√1+t-√1-t/t lim
-----> 0
The answer is one and I am not getting it
I factored it like this √1+t-√1-t/t x √1+t-√1-t
Factoring it out further I got in the numerator
(1-t)(1+t) / t(√1+t+√1-t) how do you cancel further?
I am going to go out on a limb and guess that you meant:
lim ( √(1+t) - √(1-t) )/t , as t --->0
noting to factor here, you have to rationalize the numerator
= lim ( √(1+t) - √(1-t) )/t * (√(1+t) + √(1-t))/(√(1+t) + √(1-t))
= lim ( 1+t - (1 -t) )/(t(√(1+t) + √(1-t))

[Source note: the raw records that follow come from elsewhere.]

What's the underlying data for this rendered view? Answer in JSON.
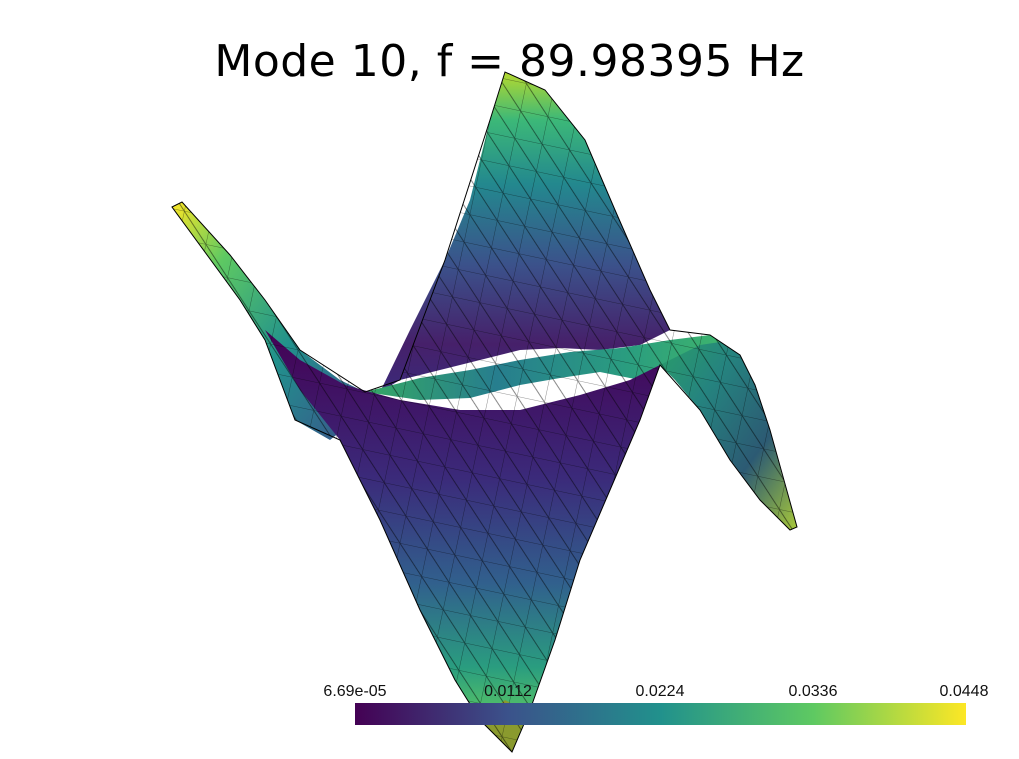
{
  "title": "Mode 10, f = 89.98395 Hz",
  "colorbar": {
    "min": 6.69e-05,
    "max": 0.0448,
    "ticks": [
      "6.69e-05",
      "0.0112",
      "0.0224",
      "0.0336",
      "0.0448"
    ],
    "colormap": [
      "#440154",
      "#3b528b",
      "#21918c",
      "#5ec962",
      "#fde725"
    ]
  },
  "scene": {
    "colors": {
      "mesh_edges": "#000000",
      "low": "#440154",
      "mid": "#21918c",
      "high": "#fde725"
    }
  }
}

= lim 2t/(t(√(1+t) + √(1-t))
= lim 2/(√(1+t) + √(1-t)) as t ---> 0
= 2/(√1 + √1)
= 2/2
= 1
btw, did you clean up your previous post ?
yes i will now
To simplify the expression further, we can proceed with the following steps:
1. Apply the distributive property to expand the expression in the numerator:
(1 - t) * (1 + t) = 1 - t^2
2. Rewrite the denominator as a difference of squares:
√(1 + t) * √(1 - t) = √((1 + t) * (1 - t)) = √(1 - t^2)
3. Substitute the simplified numerator and denominator back into the original expression:
(√(1 + t) - √(1 - t)) / t * (√(1 + t) + √(1 - t)) / √(1 - t^2)
4. Cancel out the common factor of (1 - t^2) in both the numerator and denominator:
(√(1 + t) - √(1 - t)) / t * (√(1 + t) + √(1 - t)) / (√(1 - t) * √(1 + t))
5. Simplify the expression further by canceling out the √(1 - t) in both the numerator and denominator:
(√(1 + t) - √(1 - t)) / t * (√(1 + t) + √(1 - t)) / (√(1 + t))
6. Now, substitute t = 0 into the simplified expression:
(√(1 + 0) - √(1 - 0)) / 0 * (√(1 + 0) + √(1 - 0)) / (√(1 + 0))
We can see that we have a 0 in the denominator, which makes the expression undefined. Therefore, the limit of the expression as it approaches 0 does not exist.